Les Américains, avant le développement de la climatisation ont vite apprécié ce tissu, composant la tenue par excellence des gens du sud. Peu à peu les gentlemen du nord le portèrent, popularisé également par les étudiants de la Ivy League qui y voyaient à la fois une nouveauté pratique et une occasion de se démarquer des traditionnels costumes. Les journalistes politiques rendirent également honneur au seersucker, en commentant les débats à Washington, ville relativement chaude l’été. Il est toujours à noter qu’au mois de Juin, il est habituel pour les sénateurs américains de porter des costumes en seersucker, lors des bien nommé seersucker thursday.

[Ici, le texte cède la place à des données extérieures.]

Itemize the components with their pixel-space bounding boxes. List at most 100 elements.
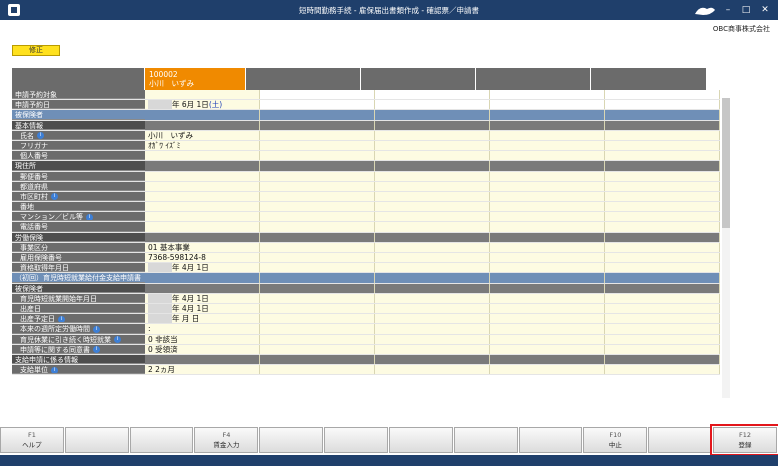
- fkey-f4-button[interactable]: F4 賃金入力: [194, 427, 259, 453]
- value-cell[interactable]: [145, 171, 260, 181]
- empty-cell[interactable]: [375, 324, 490, 334]
- empty-cell[interactable]: [260, 110, 375, 120]
- empty-cell[interactable]: [260, 314, 375, 324]
- empty-cell[interactable]: [605, 293, 720, 303]
- empty-cell[interactable]: [375, 263, 490, 273]
- empty-cell[interactable]: [490, 181, 605, 191]
- value-cell[interactable]: 7368-598124-8: [145, 253, 260, 263]
- fkey-empty-button[interactable]: [453, 427, 518, 453]
- value-cell[interactable]: [145, 202, 260, 212]
- empty-cell[interactable]: [375, 90, 490, 100]
- value-cell[interactable]: 年 6月 1日(土): [145, 100, 260, 110]
- empty-cell[interactable]: [605, 232, 720, 242]
- year-input-shade[interactable]: [148, 100, 172, 110]
- value-cell[interactable]: [145, 110, 260, 120]
- empty-cell[interactable]: [490, 202, 605, 212]
- info-icon[interactable]: i: [51, 366, 58, 374]
- empty-cell[interactable]: [375, 303, 490, 314]
- empty-cell[interactable]: [375, 314, 490, 324]
- empty-cell[interactable]: [375, 100, 490, 110]
- empty-cell[interactable]: [605, 181, 720, 191]
- empty-cell[interactable]: [490, 171, 605, 181]
- empty-cell[interactable]: [490, 222, 605, 232]
- info-icon[interactable]: i: [58, 315, 65, 323]
- empty-cell[interactable]: [260, 100, 375, 110]
- empty-cell[interactable]: [260, 130, 375, 140]
- value-cell[interactable]: [145, 120, 260, 130]
- value-cell[interactable]: [145, 191, 260, 202]
- value-cell[interactable]: [145, 181, 260, 191]
- fkey-f10-button[interactable]: F10 中止: [583, 427, 648, 453]
- empty-cell[interactable]: [375, 253, 490, 263]
- empty-cell[interactable]: [260, 171, 375, 181]
- empty-cell[interactable]: [375, 222, 490, 232]
- employee-column-header[interactable]: 100002 小川 いずみ: [145, 68, 246, 90]
- year-input-shade[interactable]: [148, 293, 172, 303]
- empty-cell[interactable]: [375, 283, 490, 293]
- fkey-empty-button[interactable]: [324, 427, 388, 453]
- value-cell[interactable]: [145, 151, 260, 161]
- empty-cell[interactable]: [490, 140, 605, 151]
- fkey-empty-button[interactable]: [388, 427, 453, 453]
- info-icon[interactable]: i: [37, 132, 44, 139]
- empty-cell[interactable]: [375, 293, 490, 303]
- year-input-shade[interactable]: [148, 263, 172, 273]
- fkey-empty-button[interactable]: [259, 427, 324, 453]
- empty-cell[interactable]: [605, 303, 720, 314]
- empty-cell[interactable]: [260, 273, 375, 283]
- empty-cell[interactable]: [490, 303, 605, 314]
- empty-cell[interactable]: [605, 242, 720, 252]
- empty-cell[interactable]: [375, 120, 490, 130]
- empty-cell[interactable]: [375, 365, 490, 375]
- empty-cell[interactable]: [260, 140, 375, 151]
- value-cell[interactable]: [145, 222, 260, 232]
- empty-cell[interactable]: [605, 283, 720, 293]
- empty-cell[interactable]: [260, 191, 375, 202]
- empty-cell[interactable]: [490, 110, 605, 120]
- empty-cell[interactable]: [260, 293, 375, 303]
- empty-cell[interactable]: [260, 354, 375, 365]
- value-cell[interactable]: [145, 283, 260, 293]
- value-cell[interactable]: 小川 いずみ: [145, 130, 260, 140]
- empty-cell[interactable]: [605, 263, 720, 273]
- empty-cell[interactable]: [260, 242, 375, 252]
- value-cell[interactable]: 年 4月 1日: [145, 303, 260, 314]
- empty-cell[interactable]: [260, 222, 375, 232]
- employee-column-empty[interactable]: [361, 68, 476, 90]
- empty-cell[interactable]: [375, 191, 490, 202]
- empty-cell[interactable]: [490, 151, 605, 161]
- empty-cell[interactable]: [260, 263, 375, 273]
- fkey-empty-button[interactable]: [518, 427, 583, 453]
- value-cell[interactable]: 2 2ヵ月: [145, 365, 260, 375]
- empty-cell[interactable]: [490, 334, 605, 344]
- empty-cell[interactable]: [605, 171, 720, 181]
- fkey-empty-button[interactable]: [648, 427, 713, 453]
- empty-cell[interactable]: [260, 181, 375, 191]
- info-icon[interactable]: i: [93, 346, 100, 353]
- empty-cell[interactable]: [605, 191, 720, 202]
- empty-cell[interactable]: [605, 273, 720, 283]
- empty-cell[interactable]: [260, 232, 375, 242]
- empty-cell[interactable]: [490, 90, 605, 100]
- empty-cell[interactable]: [605, 253, 720, 263]
- employee-column-empty[interactable]: [246, 68, 361, 90]
- empty-cell[interactable]: [490, 273, 605, 283]
- empty-cell[interactable]: [490, 161, 605, 171]
- fkey-f12-button[interactable]: F12 登録: [710, 424, 778, 456]
- empty-cell[interactable]: [260, 283, 375, 293]
- empty-cell[interactable]: [605, 344, 720, 354]
- empty-cell[interactable]: [490, 212, 605, 222]
- empty-cell[interactable]: [375, 344, 490, 354]
- info-icon[interactable]: i: [51, 193, 58, 201]
- empty-cell[interactable]: [375, 354, 490, 365]
- empty-cell[interactable]: [490, 324, 605, 334]
- empty-cell[interactable]: [490, 354, 605, 365]
- empty-cell[interactable]: [605, 314, 720, 324]
- empty-cell[interactable]: [605, 202, 720, 212]
- value-cell[interactable]: 年 4月 1日: [145, 293, 260, 303]
- empty-cell[interactable]: [375, 110, 490, 120]
- info-icon[interactable]: i: [86, 213, 93, 221]
- empty-cell[interactable]: [605, 140, 720, 151]
- empty-cell[interactable]: [260, 344, 375, 354]
- value-cell[interactable]: [145, 161, 260, 171]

Autre ‘indienne’ que les Américains développèrent, le madras. Là encore, ce sont les anglais qui en installant une zone franche vers le lieu dit Madraspatnam en Inde font émerger ce tissu. Il s’agit d’une mousseline de coton, rehaussée de grands et multiples carreaux. Le procédé basé sur des teintures végétales est ancestral. Le madras est un tissu léger et respirant, très adapté aux climats tropicaux humides. Les Anglais l’introduisent aux Caraïbes, et c’est là que durant la Grande Dépression, de riches américains en villégiature le découvrent. Par la suite, il devient de bon ton pour les étudiants des université de la Ivy League de montrer cette trouvaille, en pantalon, chemise, veste ou cravate! C’était un moyen de montrer là où ils avaient voyagé, un peu comme avoir du Abercrombie & Fitch à Paris lorsqu’on ne pouvait s’en procurer qu’aux USA. Avec ces looks en madras nait le style Preppy. Il est aussi courant de recourir à des patchwork de madras pour couper bermudas et autres vêtements. Une surabondance de motifs typiquement américaine, dans le goût de Ralph Lauren.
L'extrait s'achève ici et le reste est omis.